Searching for Life on Mars

By Vandya Rai

APRIL 29, 2022

Eternal Wasteland

This freezing planet with an atmosphere of mostly carbon dioxide is also bombarded by Sun’s radiation. Life as we know it cannot exist on Mars. But, was it always this way?

Image Source: NASA

Earth’s Close Cousin

Over a billion years ago, water flowed abundantly on the surface of Mars. It even has a rocky surface and its days are of similar length to our home planet.

Image Source: NASA

Liquid Evidence

In 1976, the Viking landed on Mars and found barren river valleys and sediment, giving root to the idea of water on the planet. Under these conditions, scientists thought, life could have been possible.

Image Source: NASA

Signs of Ancient Life

In 1996, a fragment of a Martian meteorite called Allan Hills 84001 had the likeness of microscopic fossils of bacteria inside it. Some scientists say that it might be signs of one of the oldest life forms, while others remain skeptical.

Image Source: NASA

Curious for Clues

In 2019, NASA’s curiosity rover detected large amounts of Methane gas emitted from specific underground locations, which is predominantly produced biologically.
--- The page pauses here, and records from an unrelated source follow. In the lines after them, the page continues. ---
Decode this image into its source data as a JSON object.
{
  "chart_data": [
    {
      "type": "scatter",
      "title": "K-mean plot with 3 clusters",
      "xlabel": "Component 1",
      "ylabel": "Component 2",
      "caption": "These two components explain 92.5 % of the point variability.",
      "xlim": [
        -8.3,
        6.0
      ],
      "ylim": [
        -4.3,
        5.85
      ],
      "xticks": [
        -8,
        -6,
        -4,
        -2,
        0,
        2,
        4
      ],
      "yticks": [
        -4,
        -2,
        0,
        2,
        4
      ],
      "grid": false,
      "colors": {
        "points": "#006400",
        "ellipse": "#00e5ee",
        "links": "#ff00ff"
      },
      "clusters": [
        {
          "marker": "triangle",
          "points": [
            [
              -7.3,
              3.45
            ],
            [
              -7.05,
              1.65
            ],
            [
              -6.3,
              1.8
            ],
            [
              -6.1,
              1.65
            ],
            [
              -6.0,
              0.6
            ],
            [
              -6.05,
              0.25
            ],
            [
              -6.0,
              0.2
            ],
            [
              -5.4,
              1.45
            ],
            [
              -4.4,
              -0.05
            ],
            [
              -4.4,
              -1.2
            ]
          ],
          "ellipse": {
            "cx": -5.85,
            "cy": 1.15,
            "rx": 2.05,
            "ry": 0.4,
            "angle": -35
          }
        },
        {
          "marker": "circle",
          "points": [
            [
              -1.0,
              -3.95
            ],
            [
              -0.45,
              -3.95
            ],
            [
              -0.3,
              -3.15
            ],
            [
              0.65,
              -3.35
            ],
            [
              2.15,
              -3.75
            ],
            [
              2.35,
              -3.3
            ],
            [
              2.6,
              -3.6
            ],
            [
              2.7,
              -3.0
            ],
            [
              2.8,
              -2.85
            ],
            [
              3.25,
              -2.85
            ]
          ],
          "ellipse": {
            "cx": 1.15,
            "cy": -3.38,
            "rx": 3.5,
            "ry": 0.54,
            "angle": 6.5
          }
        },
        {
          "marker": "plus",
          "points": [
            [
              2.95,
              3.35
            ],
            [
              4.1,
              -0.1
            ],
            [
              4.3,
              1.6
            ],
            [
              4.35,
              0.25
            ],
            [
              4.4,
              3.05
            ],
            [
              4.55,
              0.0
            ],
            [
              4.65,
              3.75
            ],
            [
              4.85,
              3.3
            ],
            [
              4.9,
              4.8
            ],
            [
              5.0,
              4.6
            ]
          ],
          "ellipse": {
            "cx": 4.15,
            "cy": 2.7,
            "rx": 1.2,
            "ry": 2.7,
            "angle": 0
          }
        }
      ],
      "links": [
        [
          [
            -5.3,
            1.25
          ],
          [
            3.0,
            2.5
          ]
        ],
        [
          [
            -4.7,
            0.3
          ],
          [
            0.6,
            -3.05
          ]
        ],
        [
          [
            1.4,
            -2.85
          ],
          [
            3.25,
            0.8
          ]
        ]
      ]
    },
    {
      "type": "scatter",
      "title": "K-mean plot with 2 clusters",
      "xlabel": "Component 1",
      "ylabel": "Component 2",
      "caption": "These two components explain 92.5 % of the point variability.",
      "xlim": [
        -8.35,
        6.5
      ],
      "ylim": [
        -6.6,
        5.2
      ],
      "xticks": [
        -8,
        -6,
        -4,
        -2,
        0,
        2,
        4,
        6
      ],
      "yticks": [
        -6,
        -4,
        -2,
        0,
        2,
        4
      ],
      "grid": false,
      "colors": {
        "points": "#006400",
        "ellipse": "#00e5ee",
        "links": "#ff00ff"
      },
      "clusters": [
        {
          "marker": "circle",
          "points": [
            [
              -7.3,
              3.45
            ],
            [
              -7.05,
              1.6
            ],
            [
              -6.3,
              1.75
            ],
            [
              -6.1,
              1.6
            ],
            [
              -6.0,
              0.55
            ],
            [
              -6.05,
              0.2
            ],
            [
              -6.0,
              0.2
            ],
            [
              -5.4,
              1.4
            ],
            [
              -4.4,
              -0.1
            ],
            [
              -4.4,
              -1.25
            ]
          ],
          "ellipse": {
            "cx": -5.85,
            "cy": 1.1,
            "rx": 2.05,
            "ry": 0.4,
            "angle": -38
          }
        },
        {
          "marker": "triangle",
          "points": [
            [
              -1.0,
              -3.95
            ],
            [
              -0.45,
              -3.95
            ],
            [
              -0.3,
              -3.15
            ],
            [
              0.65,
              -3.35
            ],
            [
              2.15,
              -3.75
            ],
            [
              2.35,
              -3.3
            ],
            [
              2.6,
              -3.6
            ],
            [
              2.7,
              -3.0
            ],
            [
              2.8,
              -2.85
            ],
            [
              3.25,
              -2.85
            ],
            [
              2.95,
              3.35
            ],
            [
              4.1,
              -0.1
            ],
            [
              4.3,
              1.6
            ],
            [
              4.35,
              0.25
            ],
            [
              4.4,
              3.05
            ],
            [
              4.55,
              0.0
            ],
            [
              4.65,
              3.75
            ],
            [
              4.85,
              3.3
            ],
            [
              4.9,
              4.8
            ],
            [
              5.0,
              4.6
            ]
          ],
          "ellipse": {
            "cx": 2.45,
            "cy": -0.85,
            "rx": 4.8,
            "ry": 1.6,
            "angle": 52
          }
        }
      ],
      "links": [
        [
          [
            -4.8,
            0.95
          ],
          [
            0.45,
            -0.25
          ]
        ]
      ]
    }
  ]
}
This could be another sign of life.

Image Source: NASA

Drilling Diligently

The Curiosity Rover, after spending over 9 years digging into Gale Crater, a one-time lake on Mars, found a mixture of carbon isotopes, which is known as the elemental backbone of life.

Image Source: NASA

Mysterious Coating

NASA’s new rover, Perseverance, found rocks with a purple, iron-rich coating on the Jezero crater. Such coatings are often observed where rock-eating microbes thrive.

Image Source: NASA

Persistence is Key

Perseverance, which landed in 2021, is now on the hunt for past life on Mars. It will collect soil and rock samples for future return to Earth. Will this new mission tell us more about our galactic neighbour?